Effect of pneumococcal conjugate vaccination on serotype-specific carriage and invasive disease in England: a cross-sectional study

Abstract

Background: We investigated the effect of the 7-valent pneumococcal conjugate vaccine (PCV7) programme in England on serotype-specific carriage and invasive disease to help understand its role in serotype replacement and predict the impact of higher valency vaccines.

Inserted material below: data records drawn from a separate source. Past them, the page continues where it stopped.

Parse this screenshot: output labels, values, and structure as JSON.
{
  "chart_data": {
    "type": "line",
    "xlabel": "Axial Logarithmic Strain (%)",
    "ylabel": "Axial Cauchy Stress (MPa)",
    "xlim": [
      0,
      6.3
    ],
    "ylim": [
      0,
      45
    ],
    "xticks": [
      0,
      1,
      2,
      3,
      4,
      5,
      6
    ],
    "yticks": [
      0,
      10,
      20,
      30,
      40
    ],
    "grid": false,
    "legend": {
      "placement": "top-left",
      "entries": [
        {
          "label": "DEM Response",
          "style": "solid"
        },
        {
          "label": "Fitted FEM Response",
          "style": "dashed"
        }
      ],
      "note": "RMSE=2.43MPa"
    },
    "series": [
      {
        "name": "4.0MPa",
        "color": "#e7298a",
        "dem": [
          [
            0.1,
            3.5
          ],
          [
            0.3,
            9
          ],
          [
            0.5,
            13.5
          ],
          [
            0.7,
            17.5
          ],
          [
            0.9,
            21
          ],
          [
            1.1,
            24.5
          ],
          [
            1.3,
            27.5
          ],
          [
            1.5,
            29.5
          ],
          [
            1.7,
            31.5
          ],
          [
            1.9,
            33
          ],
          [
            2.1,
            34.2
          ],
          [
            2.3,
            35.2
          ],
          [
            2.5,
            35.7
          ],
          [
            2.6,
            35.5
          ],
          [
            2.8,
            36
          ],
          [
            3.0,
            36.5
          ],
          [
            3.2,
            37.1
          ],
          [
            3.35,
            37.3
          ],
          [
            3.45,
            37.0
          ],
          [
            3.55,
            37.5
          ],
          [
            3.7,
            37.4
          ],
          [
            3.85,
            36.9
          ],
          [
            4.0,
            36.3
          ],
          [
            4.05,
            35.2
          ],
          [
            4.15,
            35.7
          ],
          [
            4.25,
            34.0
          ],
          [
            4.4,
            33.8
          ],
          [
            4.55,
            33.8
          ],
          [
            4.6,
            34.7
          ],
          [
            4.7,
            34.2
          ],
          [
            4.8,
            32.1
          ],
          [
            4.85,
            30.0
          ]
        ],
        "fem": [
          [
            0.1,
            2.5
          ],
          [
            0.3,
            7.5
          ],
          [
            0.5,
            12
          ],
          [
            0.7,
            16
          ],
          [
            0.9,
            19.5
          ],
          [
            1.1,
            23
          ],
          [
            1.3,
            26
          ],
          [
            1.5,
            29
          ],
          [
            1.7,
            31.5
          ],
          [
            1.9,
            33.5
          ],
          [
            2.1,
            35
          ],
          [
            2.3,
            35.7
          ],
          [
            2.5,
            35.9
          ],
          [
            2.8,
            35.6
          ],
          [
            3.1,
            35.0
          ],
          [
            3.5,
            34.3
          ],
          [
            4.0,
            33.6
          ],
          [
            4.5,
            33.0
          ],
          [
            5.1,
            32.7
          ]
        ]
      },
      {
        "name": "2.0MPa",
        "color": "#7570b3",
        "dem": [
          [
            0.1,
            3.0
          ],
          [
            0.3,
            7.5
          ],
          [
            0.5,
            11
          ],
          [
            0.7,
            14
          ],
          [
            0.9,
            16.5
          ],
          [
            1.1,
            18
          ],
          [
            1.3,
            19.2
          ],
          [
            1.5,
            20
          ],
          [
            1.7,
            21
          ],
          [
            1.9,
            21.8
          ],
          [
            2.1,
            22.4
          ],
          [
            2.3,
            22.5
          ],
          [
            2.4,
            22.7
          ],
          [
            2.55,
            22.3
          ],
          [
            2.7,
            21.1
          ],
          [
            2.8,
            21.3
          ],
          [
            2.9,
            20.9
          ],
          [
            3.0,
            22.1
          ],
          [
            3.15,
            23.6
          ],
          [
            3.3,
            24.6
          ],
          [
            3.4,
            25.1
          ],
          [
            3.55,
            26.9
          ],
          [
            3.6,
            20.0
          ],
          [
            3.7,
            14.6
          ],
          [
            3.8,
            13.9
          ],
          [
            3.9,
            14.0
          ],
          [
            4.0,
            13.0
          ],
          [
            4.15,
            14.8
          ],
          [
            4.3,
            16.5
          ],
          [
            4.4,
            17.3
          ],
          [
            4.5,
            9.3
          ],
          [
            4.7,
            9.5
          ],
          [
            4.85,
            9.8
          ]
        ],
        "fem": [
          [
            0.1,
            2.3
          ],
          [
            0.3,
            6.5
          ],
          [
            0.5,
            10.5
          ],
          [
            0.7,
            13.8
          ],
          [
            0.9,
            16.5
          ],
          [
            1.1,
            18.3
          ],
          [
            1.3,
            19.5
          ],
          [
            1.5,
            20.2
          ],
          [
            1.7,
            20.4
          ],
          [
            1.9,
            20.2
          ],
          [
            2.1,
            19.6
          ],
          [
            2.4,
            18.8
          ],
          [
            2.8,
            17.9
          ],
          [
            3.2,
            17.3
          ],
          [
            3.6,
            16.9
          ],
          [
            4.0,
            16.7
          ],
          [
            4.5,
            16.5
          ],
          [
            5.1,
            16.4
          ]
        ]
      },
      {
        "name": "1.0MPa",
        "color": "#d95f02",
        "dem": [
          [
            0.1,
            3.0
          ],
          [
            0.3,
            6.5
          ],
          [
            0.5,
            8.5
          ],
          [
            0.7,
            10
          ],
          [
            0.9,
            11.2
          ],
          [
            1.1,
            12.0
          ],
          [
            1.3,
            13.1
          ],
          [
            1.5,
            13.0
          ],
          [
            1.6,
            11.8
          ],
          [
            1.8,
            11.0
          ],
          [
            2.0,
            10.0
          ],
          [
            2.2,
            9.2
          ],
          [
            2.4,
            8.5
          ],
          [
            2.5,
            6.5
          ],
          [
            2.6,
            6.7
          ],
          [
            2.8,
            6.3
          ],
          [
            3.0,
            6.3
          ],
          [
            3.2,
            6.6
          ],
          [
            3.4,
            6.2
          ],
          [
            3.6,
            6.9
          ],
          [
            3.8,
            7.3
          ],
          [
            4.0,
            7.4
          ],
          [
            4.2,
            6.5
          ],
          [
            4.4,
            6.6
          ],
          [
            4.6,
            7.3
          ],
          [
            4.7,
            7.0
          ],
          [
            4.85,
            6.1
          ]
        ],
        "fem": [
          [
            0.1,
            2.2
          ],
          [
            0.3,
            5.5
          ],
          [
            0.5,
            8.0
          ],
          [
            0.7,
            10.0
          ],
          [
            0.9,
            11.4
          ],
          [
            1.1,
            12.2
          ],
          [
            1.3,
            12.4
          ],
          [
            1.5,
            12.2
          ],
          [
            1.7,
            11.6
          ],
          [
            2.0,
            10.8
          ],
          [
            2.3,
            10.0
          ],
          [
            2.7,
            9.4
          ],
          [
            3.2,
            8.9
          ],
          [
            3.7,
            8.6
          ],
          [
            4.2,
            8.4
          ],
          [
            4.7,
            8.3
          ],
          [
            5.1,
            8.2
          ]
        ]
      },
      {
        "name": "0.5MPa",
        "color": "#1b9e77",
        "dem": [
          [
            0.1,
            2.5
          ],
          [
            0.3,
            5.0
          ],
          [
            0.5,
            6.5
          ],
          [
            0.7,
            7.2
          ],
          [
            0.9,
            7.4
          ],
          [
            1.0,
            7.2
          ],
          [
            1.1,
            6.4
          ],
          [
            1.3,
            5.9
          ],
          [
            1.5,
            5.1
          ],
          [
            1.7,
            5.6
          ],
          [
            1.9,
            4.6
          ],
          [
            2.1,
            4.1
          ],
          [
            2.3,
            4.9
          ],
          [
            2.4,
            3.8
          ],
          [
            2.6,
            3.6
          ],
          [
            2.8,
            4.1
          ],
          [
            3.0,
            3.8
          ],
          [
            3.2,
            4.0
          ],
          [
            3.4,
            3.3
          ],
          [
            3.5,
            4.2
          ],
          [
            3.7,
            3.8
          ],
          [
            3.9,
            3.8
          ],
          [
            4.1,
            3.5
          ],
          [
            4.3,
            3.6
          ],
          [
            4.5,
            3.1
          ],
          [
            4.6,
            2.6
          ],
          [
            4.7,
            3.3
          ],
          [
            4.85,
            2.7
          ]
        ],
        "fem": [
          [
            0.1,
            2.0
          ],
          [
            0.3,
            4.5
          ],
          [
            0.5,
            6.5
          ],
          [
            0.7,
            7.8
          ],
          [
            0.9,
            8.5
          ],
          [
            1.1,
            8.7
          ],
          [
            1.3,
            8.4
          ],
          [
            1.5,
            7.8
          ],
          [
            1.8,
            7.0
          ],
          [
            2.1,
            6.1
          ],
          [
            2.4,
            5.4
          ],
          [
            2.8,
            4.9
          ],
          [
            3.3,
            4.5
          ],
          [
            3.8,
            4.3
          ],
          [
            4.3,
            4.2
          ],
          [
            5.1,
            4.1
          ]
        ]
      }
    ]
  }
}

Methods and findings: Nasopharyngeal swabs were taken from children <5 y old and family members (n=400) 2 y after introduction of PCV7 into routine immunization programs. Proportions carrying Streptococcus pneumoniae and serotype distribution among carried isolates were compared with a similar population prior to PCV7 introduction. Serotype-specific case carrier ratios (CCRs) were estimated using national data on invasive disease. In vaccinated children and their contacts vaccine-type (VT) carriage decreased, but was offset by an increase in non-VT carriage, with no significant overall change in carriage prevalence, odds ratio 1.06 (95% confidence interval 0.76-1.49). The lower CCRs of the replacing serotypes resulted in a net reduction in invasive disease in children. The additional serotypes covered by higher valency vaccines had low carriage but high disease prevalence. Serotype 11C emerged as predominant in carriage but caused no invasive disease whereas 8, 12F, and 22F emerged in disease but had very low carriage prevalence.

Conclusion: Because the additional serotypes included in PCV10/13 have high CCRs but low carriage prevalence, vaccinating against them is likely to significantly reduce invasive disease with less risk of serotype replacement. However, a few serotypes with high CCRs could mitigate the benefits of higher valency vaccines. Assessment of the effect of PCV on carriage as well as invasive disease should be part of enhanced surveillance activities for PCVs. Please see later in the article for the Editors' Summary.

Figure 1. Top: Comparison in ranked-serotype distribution prior to vaccination in children in Massachusetts to our findings in children (left) and adults (right).

For comparison with the findings with Hanage and colleagues, we aggregate 6A and 6C to 6A/C and 15B and 15C to 15B/C. Bottom: Changes in ranked serotype distribution in overall carriage in our findings from 2001/2002 to 2008/2009.

Figure 2. Age-stratified serotype distribution in carriage in 2008/2009 (below, Table S2) and CCR estimated from 2008/2009 carriage and IPD data (above, Table S1).

The colour code for the CCR represents that the corresponding serotype is included in PCV7 (green), PCV10 (light blue), PCV13 (dark blue), or is a NVT (red). The dotted line corresponds to the mean CCR for these types. Serotypes 11C, 33A, 16A, 17A, and 28F, although detected in carriage were not found among disease isolates in 2008/2009.